The only approved drug for ischemic stroke is tissue plasminogen activator (tPA), a thrombolytic agent that can dissolve clots. Several factors confound the use of tPA, however, resulting in fewer than 5% of stroke patients being treated. For example, tPA must be given within 3 hours after symptom onset, but it can be fatal in hemmorrhagic stroke and therefore requires that a CT scan be performed prior to administration. Further, research suggests that less than a quarter of stroke patients arrive at the hospital within 3 hours of symptom onset, another factor reducing the eligible patient population for tPA. Additionally, tPA does not address other pathological processes that cause neuronal cell death.

There is a significant unmet need in stroke for a therapy that can salvage brain cells by delaying the onset of cell death in nutrient deprived tissues until blood flow can be resumed. While the cells in the core of the affected portion, the infarct, cannot be recovered, there is a large surrounding region that is more mildly affected and represents tissue that may be salvaged. Because time is of the essence to rescue these brain cells, a neuroprotective strategy applicable to both ischemic and hemorrhagic stroke is advantageous because the type of stroke need not be determined prior to treatment.

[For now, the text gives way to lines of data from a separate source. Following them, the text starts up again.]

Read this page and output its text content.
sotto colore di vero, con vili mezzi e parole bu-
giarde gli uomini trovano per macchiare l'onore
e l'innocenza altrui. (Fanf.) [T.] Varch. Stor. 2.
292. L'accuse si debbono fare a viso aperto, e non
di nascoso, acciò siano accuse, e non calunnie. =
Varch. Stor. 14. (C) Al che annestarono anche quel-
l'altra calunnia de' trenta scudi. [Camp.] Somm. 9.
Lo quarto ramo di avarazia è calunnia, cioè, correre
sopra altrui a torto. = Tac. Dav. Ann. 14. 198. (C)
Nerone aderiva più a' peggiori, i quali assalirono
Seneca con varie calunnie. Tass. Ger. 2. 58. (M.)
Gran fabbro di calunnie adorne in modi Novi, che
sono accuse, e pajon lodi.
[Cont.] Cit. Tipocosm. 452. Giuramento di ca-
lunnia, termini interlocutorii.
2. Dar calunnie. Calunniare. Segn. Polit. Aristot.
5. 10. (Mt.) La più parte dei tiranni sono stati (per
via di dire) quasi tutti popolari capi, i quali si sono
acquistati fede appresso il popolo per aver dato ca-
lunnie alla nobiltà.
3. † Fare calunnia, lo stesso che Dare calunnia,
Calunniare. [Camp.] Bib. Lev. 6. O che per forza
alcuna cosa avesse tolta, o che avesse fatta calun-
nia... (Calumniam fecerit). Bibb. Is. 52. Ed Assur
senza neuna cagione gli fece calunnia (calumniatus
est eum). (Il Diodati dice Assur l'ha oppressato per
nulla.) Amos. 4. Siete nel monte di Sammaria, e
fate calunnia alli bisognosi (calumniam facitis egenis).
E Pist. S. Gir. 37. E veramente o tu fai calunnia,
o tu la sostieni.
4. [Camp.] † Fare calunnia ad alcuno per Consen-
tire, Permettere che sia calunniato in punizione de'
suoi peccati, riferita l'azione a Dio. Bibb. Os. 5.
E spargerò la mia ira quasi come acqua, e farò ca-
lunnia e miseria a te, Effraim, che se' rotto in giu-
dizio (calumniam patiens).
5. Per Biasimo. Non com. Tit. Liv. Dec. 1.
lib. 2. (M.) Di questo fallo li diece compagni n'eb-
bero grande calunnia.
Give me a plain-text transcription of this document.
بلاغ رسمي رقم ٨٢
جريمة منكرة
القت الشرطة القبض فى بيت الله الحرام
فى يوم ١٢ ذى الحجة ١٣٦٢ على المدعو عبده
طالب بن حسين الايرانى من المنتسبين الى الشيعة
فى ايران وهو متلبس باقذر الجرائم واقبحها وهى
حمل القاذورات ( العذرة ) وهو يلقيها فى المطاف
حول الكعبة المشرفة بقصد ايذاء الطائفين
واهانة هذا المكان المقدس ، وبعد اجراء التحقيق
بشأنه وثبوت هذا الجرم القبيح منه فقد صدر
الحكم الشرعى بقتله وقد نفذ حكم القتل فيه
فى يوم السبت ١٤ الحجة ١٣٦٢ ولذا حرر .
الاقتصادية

Traumatic brain injury (TBI) represents another large unmet medical need with approximately 1.4 million cases of TBI in the US each year. Of these cases, some 240,000 require hospitalization. Currently, mannitol may be injected to treat brain swelling, but very little else is done to treat TBI.

Erythropoietin as a Neuroprotectant

Studies have shown that erythropoietin (EPO), a hormone best known for its role in promoting erythropoiesis, also exhibits important anti-inflammatory and neuroprotective effects under conditions of cerebral ischemia and hypoxia. In animal models of stroke, administration of recombinant EPO into the brain reduces the size of the infarct, indicating that EPO promotes survival of brain cells that would otherwise have died.¹ These results were extended to humans for the first time in the late 1990’s as part of a clinical study known as the “Göttingen EPO-Stroke-Trial”. In this small pilot study, stroke patients treated with recombinant EPO showed significantly better functional outcome and a less pronounced neurological deficit that the placebo group.²

Neuroprotective HIF-PHI

FibroGen research has shown that HIF-PHI induce cytoprotective genes in the central nervous system and demonstrate significant neuroprotection in relevant models of ischemic stroke with and without reperfusion injury (i.e. transient and permanent middle cerebral artery occlusion models). The neuroprotective efficacy of HIF-PHI therapy is not diminished even when drug is administered several hours post-injury. Efficacious doses of HIF-PHI induce circulating EPO to levels that are within physiological range and that are much lower than levels of recombinant human EPO reported to provide neuroprotection, suggesting the involvement of additional cytoprotective pathways in HIF-PHI-mediated protection against cerebral ischemia.^3-4

References

1. Brines ML, et al. Erythropoietin crosses the blood-brain barrier to protect against experimental brain injury. PNAS. 2000;97:10526–31.
2. Ehrenreich H, et al., Erythropoietin therapy for acute stroke is both safe and beneficial. Mol Med. 2002;8:495-505.
3. Langsetmo I, et al. Inhibition of HIF-prolyl hydroxylases with FG-4539 is neuroprotective in a rat model of transient middle cerebral artery occlusion. Presented at: International Stroke Conference 2007; February 7–9, 2007; San Francisco, CA.
4. Haque, N., et al (2008) Novel HIF Prolyl Hydroxylase Inhibitors Are Neuroprotective in Both Permanent and Transient Rodent Models of Middle Cerebral Artery Occlusion (MCAO). Keystone Symposia Molecular, Cellular, Physiological and Pathogenic Responses of Hypoxia: Abstract 214.